Can the Zee ansatz for neutrino masses be correct?

TL;DR

This paper examines the Zee ansatz for neutrino masses, analyzing its compatibility with experimental data and its implications for neutrino oscillations, highlighting a unique viable scenario involving maximal solar neutrino oscillations.

Contribution

It provides a detailed analysis of the Zee ansatz's viability, identifying a specific version consistent with experimental constraints and describing its implications for neutrino oscillation phenomena.

Findings

A unique Zee ansatz scenario aligns with experimental data.

The viable scenario involves maximal vacuum oscillations of solar neutrinos.
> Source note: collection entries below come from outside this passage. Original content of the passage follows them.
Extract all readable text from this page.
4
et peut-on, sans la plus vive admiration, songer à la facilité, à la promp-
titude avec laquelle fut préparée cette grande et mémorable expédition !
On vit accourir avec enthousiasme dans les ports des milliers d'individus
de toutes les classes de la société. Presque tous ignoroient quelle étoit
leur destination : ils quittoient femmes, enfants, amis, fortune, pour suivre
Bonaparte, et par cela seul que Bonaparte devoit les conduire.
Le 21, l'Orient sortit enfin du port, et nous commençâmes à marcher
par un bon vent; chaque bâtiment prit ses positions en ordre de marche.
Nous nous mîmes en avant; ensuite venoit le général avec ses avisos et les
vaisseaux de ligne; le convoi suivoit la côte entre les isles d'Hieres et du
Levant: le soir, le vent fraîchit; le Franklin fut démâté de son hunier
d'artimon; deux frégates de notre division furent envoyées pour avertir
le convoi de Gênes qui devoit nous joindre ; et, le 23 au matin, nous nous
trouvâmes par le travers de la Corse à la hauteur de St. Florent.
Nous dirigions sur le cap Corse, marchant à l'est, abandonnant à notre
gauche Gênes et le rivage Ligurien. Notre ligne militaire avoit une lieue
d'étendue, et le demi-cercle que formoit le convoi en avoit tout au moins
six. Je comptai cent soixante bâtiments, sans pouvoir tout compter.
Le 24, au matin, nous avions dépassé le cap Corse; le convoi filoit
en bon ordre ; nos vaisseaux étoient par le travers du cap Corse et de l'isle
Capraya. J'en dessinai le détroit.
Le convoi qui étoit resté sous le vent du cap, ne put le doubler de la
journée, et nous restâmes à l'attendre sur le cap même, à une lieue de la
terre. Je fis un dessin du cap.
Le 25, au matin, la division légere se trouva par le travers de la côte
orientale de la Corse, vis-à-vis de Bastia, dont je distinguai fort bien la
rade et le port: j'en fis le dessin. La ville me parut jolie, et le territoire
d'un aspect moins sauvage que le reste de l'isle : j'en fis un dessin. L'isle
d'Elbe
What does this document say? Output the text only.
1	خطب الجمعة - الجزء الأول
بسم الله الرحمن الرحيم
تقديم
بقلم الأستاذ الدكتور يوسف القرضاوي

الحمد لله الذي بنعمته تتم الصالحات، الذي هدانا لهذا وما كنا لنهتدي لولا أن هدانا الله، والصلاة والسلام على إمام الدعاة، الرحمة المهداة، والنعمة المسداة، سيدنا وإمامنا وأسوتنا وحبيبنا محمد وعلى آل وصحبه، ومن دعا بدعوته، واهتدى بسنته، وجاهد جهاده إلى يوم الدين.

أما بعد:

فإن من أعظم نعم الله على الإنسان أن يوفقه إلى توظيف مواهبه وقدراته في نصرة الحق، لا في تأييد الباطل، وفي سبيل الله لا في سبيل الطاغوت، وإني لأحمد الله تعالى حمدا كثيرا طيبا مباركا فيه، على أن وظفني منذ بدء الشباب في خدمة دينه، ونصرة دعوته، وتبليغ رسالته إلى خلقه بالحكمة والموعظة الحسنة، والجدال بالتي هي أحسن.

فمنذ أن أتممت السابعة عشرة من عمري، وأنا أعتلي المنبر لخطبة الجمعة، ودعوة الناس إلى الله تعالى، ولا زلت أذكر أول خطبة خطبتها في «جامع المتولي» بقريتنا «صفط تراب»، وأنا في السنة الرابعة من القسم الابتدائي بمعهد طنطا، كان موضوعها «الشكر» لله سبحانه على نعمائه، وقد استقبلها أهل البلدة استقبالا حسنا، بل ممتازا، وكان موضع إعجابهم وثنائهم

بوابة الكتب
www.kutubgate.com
The analysis constrains neutrino mixing angles and mass differences.

Abstract

Working in the framework of three chiral neutrinos with Majorana masses, we investigate a scenario first realized in an explicit model by Zee: that the neutrino mass matrix is strictly off-diagonal in the flavor basis, with all its diagonal entries precisely zero. This CP-conserving ansatz leads to two relations among the three mixing angles $(\theta_1, \theta_2, \theta_3)$ and two squared mass differences. We impose the constraint $|m_3^2 - m_2^2| \gg |m^2_2 - m_1^2|$ to conform with experiment, which requires the $\theta_i$ to lie nearby one of four 1-parameter domains in $\theta$-space. We exhibit the implications for solar and atmospheric neutrino oscillations in each of these cases. A unique version of the Zee {\it ansatz} survives confrontation with experimental data, one which necessarily involves maximal just-so vacuum oscillations of solar neutrinos.